OpenAI has taken an interesting step to prove that artificial intelligence can take on Hollywood. According to the Wall Street Journal, the company is backing an animated feature film called Critterz, to showcase how generative AI can cut both time and costs in filmmaking.
Critterz is the story about forest creatures whose lives are upended when a stranger arrives in their village. While that may sound like a standard animated adventure, the way it’s being made is anything but. In order to bring this project to life, the company is providing its latest models, including GPT-5, DALL·E, and its text-to-video system Sora.
The production budget of this film is under $30 million, which is much less than the $100–200 million typically spent on animated features from Pixar or DreamWorks. Besides, where a regular animated film takes three years to complete, the Critterz team expects to finish it in just nine months, where AI models will be managing the majority of the creative tasks like generating storylines, designing characters and scenes, producing script variations, and creating visual concepts.
However, it’s not like it will be a completely AI-powered film. Humans will have their place as well, providing voice acting and guiding the artistic direction.
Since a movie is a visual representation, Sora, the latest video model from OpenAI, will play a key role here, generating lifelike video clips and enabling cinematic grammar, accelerating traditional workflows like storyboarding and animation. The approach is said to streamline repetitive tasks that normally require hundreds of artists, making high-quality animation more accessible to smaller studios and independent creators.
OpenAI sees Critterz as a case study to demonstrate how AI can transform filmmaking. The company is pitching the project not as a replacement for human creativity but as a collaborative tool that reduces production hurdles.

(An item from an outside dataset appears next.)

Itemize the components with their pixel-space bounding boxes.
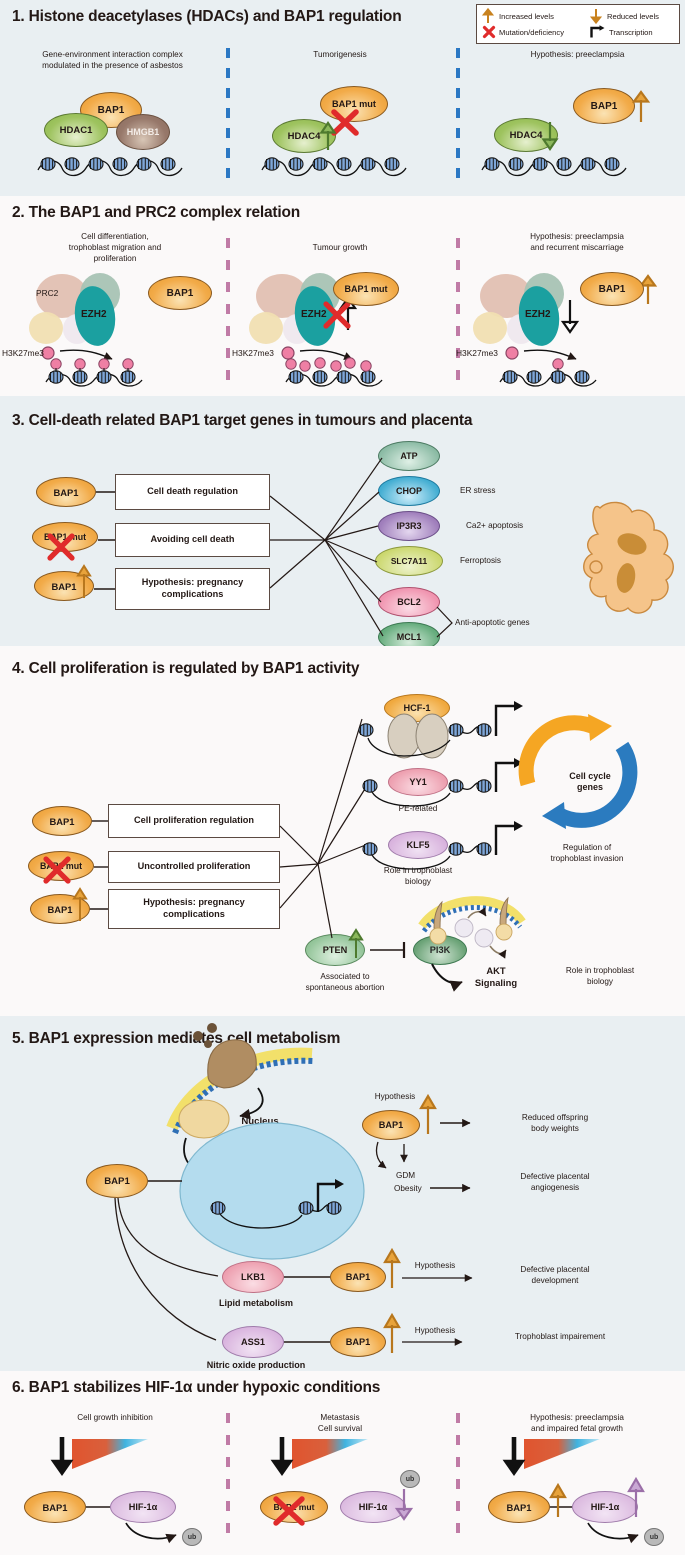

Interestingly, this move puts OpenAI in direct contrast with Hollywood’s big studio system, where long production cycles and massive budgets dominate. While other players, including Netflix and Disney, are experimenting with AI in their pipelines. OpenAI has become the first one to back a full-length animated movie.
Whether going forward, all animated films will be backed by AI, and we won’t have to wait three years to complete a movie, with fewer animation artists involved, that is something only time will tell. It all depends on how successful the Critterz project turns out to be. But given how rapidly AI technology is evolving, especially in video generation, it wouldn’t be surprising if AI ends up creating our animated movies in the future.